По словам министра финансов Германии, нынешний финансовый кризис возвещает о конце мировой гегемонии Уолл-стрита и возникновения многих полюсов силы. Эта гипотеза сама по себе вполне имеет право на существование.
История говорит нам, что свидетельством падения держав всегда были именно кризисы. Финансовую катастрофу 1929 года часто интерпретируют как межевой знак перехода экономического могущества от Великобритании к Соединенным Штатам. Однако не стоит сразу же хвататься за механистические и однозначные объяснения, которые всегда тяготеют к сведению сложной реальности к простой динамике.
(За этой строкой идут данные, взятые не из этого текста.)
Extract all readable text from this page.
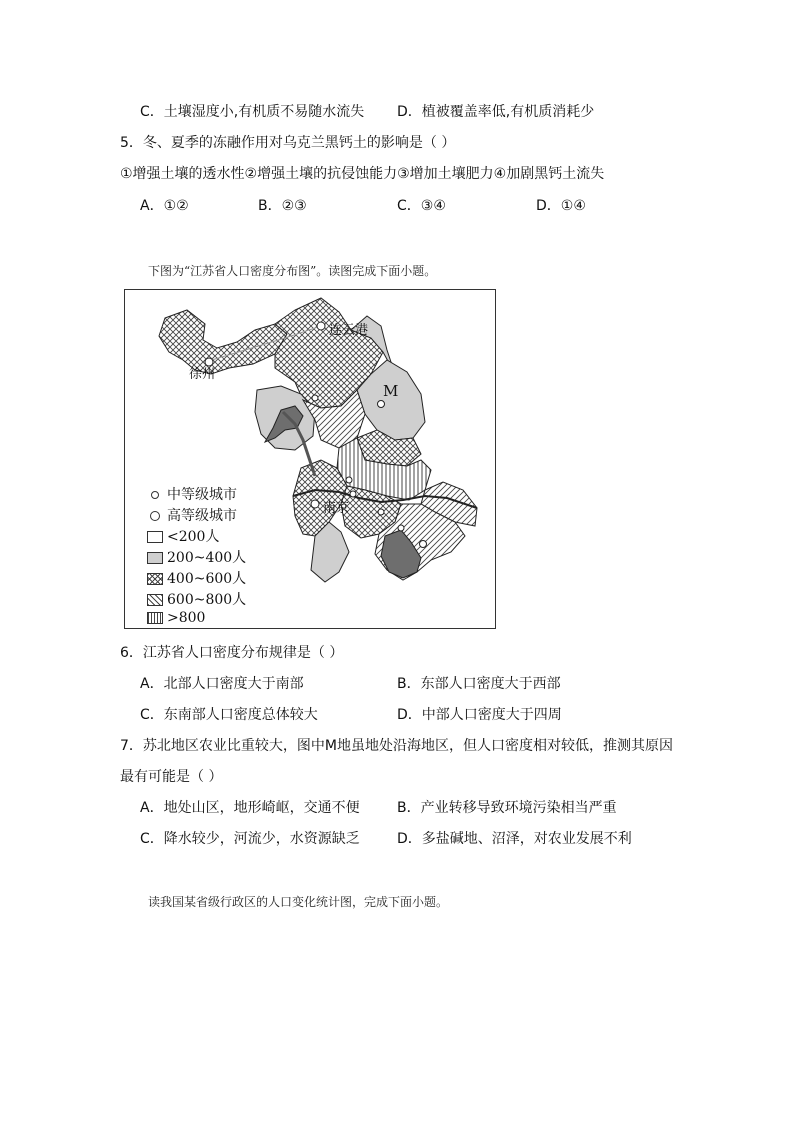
C．土壤湿度小,有机质不易随水流失 D．植被覆盖率低,有机质消耗少
5．冬、夏季的冻融作用对乌克兰黑钙土的影响是（ ）
①增强土壤的透水性②增强土壤的抗侵蚀能力③增加土壤肥力④加剧黑钙土流失
A．①②	B．②③	C．③④	D．①④
下图为“江苏省人口密度分布图”。读图完成下面小题。
连云港
徐州
M
南京
中等级城市
高等级城市
<200人
200~400人
400~600人
600~800人
>800
6．江苏省人口密度分布规律是（ ）
A．北部人口密度大于南部	B．东部人口密度大于西部
C．东南部人口密度总体较大	D．中部人口密度大于四周
7．苏北地区农业比重较大，图中M地虽地处沿海地区，但人口密度相对较低，推测其原因
最有可能是（ ）
A．地处山区，地形崎岖，交通不便	B．产业转移导致环境污染相当严重
C．降水较少，河流少，水资源缺乏	D．多盐碱地、沼泽，对农业发展不利
读我国某省级行政区的人口变化统计图，完成下面小题。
В первую очередь необходимо отметить, что кризис выявляет изменения в соотношении сил, но очень редко объясняет их. Иначе говоря, сокращение относительного веса Уолл-стрит происходит на протяжении десяти лет, о чем свидетельствуют появление мультиполяризация биржевой капитализации с перевесом в сторону развивающихся стран. Главной проблемой этого кризиса с этой точки зрения является не столько закат Уолл-стрит, сколько крах модели инноваций и финансовой дерегуляции, который привел к значительному сокращению контрольных полномочий Комиссии по ценным бумагам и биржам над Уолл-стрит при поддержке Федеральной резервной системы. В этом новом контексте Европа играет решающую роль. Она может под эгидой Германии и Франции принять участие в создании новой международной модели, суть которой будет не в финансовых инновациях, а во внедрении более жесткой регуляции, что, кстати, отвечает европейским традициям. До настоящего времени главным источником политических препон на пути европейской финансовой регуляции был Лондон, истинный финансовый авианосец США в Европе. Ослабление политических позиций Лондона, вкупе с осознанием шаткости его системы, открывает перед нами новые возможности. Однако пока европейские намерения не превратятся в последовательные и согласованные действия, говорить о закате Уолл-стрит будет преждевременно.
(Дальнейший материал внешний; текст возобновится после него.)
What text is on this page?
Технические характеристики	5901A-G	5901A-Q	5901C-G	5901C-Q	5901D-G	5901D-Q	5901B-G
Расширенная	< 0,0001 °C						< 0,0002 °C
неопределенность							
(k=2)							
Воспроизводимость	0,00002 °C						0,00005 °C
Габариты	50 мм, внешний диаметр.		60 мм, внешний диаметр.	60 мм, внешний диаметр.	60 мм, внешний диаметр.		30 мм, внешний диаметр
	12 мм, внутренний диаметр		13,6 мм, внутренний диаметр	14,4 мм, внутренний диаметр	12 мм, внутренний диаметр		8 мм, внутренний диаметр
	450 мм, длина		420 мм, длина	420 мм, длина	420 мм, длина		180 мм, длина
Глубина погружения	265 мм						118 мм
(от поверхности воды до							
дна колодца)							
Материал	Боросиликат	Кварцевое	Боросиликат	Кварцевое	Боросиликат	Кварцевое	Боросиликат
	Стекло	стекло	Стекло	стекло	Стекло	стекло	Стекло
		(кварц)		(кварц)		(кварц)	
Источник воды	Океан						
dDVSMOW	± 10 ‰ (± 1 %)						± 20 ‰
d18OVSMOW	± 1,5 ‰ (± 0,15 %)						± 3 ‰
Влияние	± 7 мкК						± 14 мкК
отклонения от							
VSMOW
Второй элемент, о котором не стоит забывать — возможность восстановления США своих позиций. Вспомним, как после плачевного конца вьетнамской эпопеи мы заговорили об «упадке Америки». Эта же идея в Азии возникла практически сама собой перед самым падением Берлинской стены.
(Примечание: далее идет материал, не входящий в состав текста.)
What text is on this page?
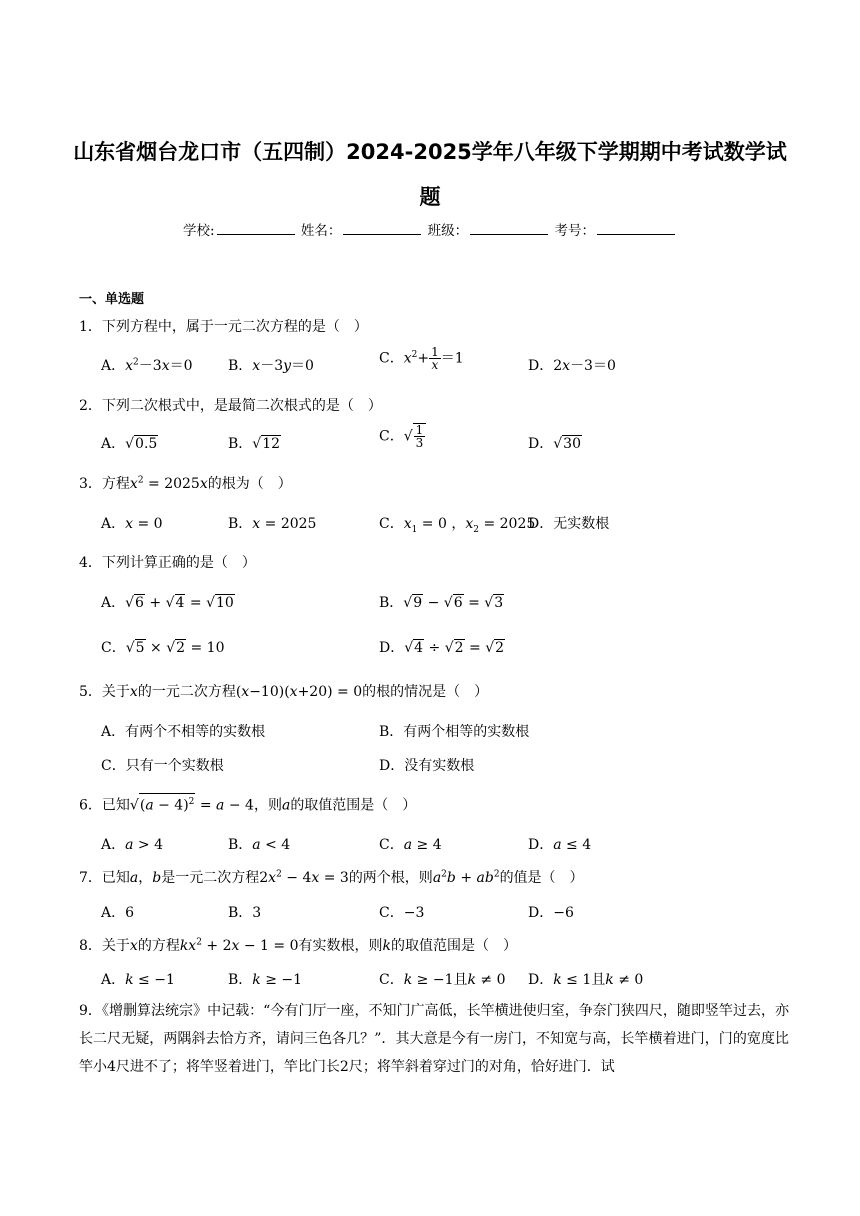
山东省烟台龙口市（五四制）2024-2025学年八年级下学期期中考试数学试
题
学校:	姓名：	班级：	考号：
一、单选题
1．下列方程中，属于一元二次方程的是（　）
A．$x^2-3x=0$	B．x－3y＝0	C．$x^2+ \frac{1}{x} =1$	D．2x－3＝0
2．下列二次根式中，是最简二次根式的是（　）
A．√0.5	B．√12	C．√ $\frac{1}{3}$	D．√30
3．方程$x^2 = 2025x$的根为（　）
A．x = 0	B．x = 2025	C．$x_1 = 0$ ，$x_2 = 2025$
D．无实数根
4．下列计算正确的是（　）
A．√6 + √4 = √10	B．√9 − √6 = √3
C．√5 × √2 = 10	D．√4 ÷ √2 = √2
5．关于x的一元二次方程(x−10)(x+20) = 0的根的情况是（　）
A．有两个不相等的实数根	B．有两个相等的实数根
C．只有一个实数根	D．没有实数根
6．已知$√(a - 4)^2 = a - 4$，则a的取值范围是（　）
A．a > 4	B．a < 4	C．a ≥ 4	D．a ≤ 4
7．已知a，b是一元二次方程$2x^2 - 4x = 3$的两个根，则$a^2b + ab^2$的值是（　）
A．6	B．3	C．−3	D．−6
8．关于x的方程$kx^2 + 2x - 1 = 0$有实数根，则k的取值范围是（　）
A．k ≤ −1	B．k ≥ −1	C．k ≥ −1且k ≠ 0 D．k ≤ 1且k ≠ 0
9．《增删算法统宗》中记载：“今有门厅一座，不知门广高低，长竿横进使归室，争奈门狭四尺，随即竖竿过去，亦长二尺无疑，两隅斜去恰方齐，请问三色各几？”．其大意是今有一房门，不知宽与高，长竿横着进门，门的宽度比竿小4尺进不了；将竿竖着进门，竿比门长2尺；将竿斜着穿过门的对角，恰好进门．试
Есть и третий фактор, который необходимо учитывать: экономическая многополярность не служит гарантом многополярности стратегической. Если бы эти два процесса тесно коррелировали друг с другом, мир был бы уже многополярным. Однако они не связаны и, в отличие от общепринятого мнения, не находятся на пороге конвергенции. Владея 25% мирового богатства, американская держава все еще является стратегическим гарантом двух третей мировой экономической силы. Действительно, США обеспечивают безопасность Европы и Японии. И их зависимость в стратегическом плане от Штатов будет только увеличиваться. Несмотря на все дискуссии и заявления о добрых намерениях, европейская оборона останется в значительной степени инструментом «мягкого влияния», направленным скорее на поддержание мира, чем на принуждение. Давление со стороны России приведет к усилению зависимости Европы от США, а не к увеличению ее стратегической независимости. Япония находится в подобной же ситуации. Давление со стороны Китая и корейская угроза делают ее более чем когда-либо зависимой от американцев. Это не значит, что европейцы или японцы по всем вопросам являются проводниками воли Вашингтона. Сильвио Берлускони, про которого говорили, что он слепо подчиняется США, из всех европейских руководителей наиболее прохладно относится к политике «сдерживания» России.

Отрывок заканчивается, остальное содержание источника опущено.